Average sentiment was 0.3777333333333333
0.3777333333333333
Modify the function so it tracks use#
Now we make another version of the same function, but with a small difference:
We make a list variable called
sentiment_searches
which exists outside the function.At the start of the function we add the subreddit being searched to that list. This way, as the function gets used, we’ll keep a history of its use in the
sentiment_searches
list
# Make a list to save what subreddit was used for each time `find_average_sentiment` is run
sentiment_searches = []
def find_average_sentiment(channel_id, display_progress = False):
# Add the current subreddit being searched to the sentiment_searches list
sentiment_searches.append(channel_id)
# set up discord connection
client = discord.Client(intents=intents)
# Provide instructions for what your discord bot should do once it has logged in
@client.event
async def on_ready():
global recent_posts # Save the recent_posts variable outside our running bot
# Load the discord channel you want to post to
channel = client.get_channel(channel_id)
# Get the latest post in the channel history
post_history = channel.history(limit=10)
#special code to turn the post_history from discord into a python list
recent_posts = [post async for post in post_history]

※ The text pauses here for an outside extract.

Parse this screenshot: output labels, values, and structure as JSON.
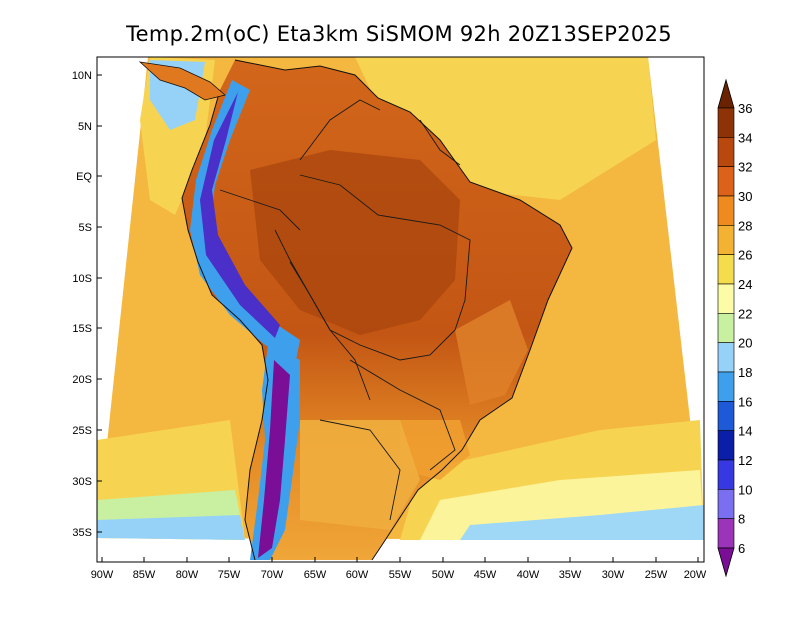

# Tell your bot to stop running
await client.close()
# Now that we've defined how the bot shoould work, start running your bot
client.run(discord_token)
num_posts = 0
total_sentiment = 0
for post in recent_posts:
#calculate sentiment
post_sentiment = sia.polarity_scores(post.content)["compound"]
num_posts += 1
total_sentiment += post_sentiment
if(display_progress):
print("Sentiment: " + str(post_sentiment))
print(" post content: " + post.content)
print()
average_sentiment = total_sentiment / num_posts
if(display_progress):
print("Average sentiment was " + str(average_sentiment))
return average_sentiment
Now let’s run this version of the function
find_average_sentiment(channel_id = 123456789)
0.22034999999999996
find_average_sentiment(channel_id = 987654321)
0.3777333333333333
It looks like it works like normal, but our calls to the function have been tracked!
display(sentiment_searches)
[123456789, 987654321]
Now, if we were being malicious, we would hide this code in some other code library we would try to convince you to use, that way you wouldn’t notice the code. And instead of just saving those searches or posts to a variable, we would send it to ourselves, perhaps by putting code into our social media code library to log into a different account and private messaged that info to ourselves.
How can we trust code libraries?#
If people can make code libraries track us and violate our privacy, how can we trust them? We could try looking at the source code for the PRAW library to try and make sure the library we are using isn’t doing anything bad, but no programmer can be expected to read through all the libraries they use. There is unfortunately no simple answer to this.
In fact, there are cases where people have messed with code libraries:
The United States National Security Agency “paid massive computer security firm RSA $10 million to promote a flawed encryption system so that the surveillance organization could wiggle its way around security.”
Does US national security outweigh global computer security?
Shortly after the Russian invasion of Ukraine in 2022, someone modified a popular NodeJS code library so that it would automatically destroy files if it was run on a computer in Russia or Belarus.
Does opposing a military invasion justify sabatoging a code library?
And those are just the intentional problems with code libraries. All sorts of code libraries and computer programs are full of security flaws, which are regularly discovered and fixed (though who knows how much the flaws were exploited first).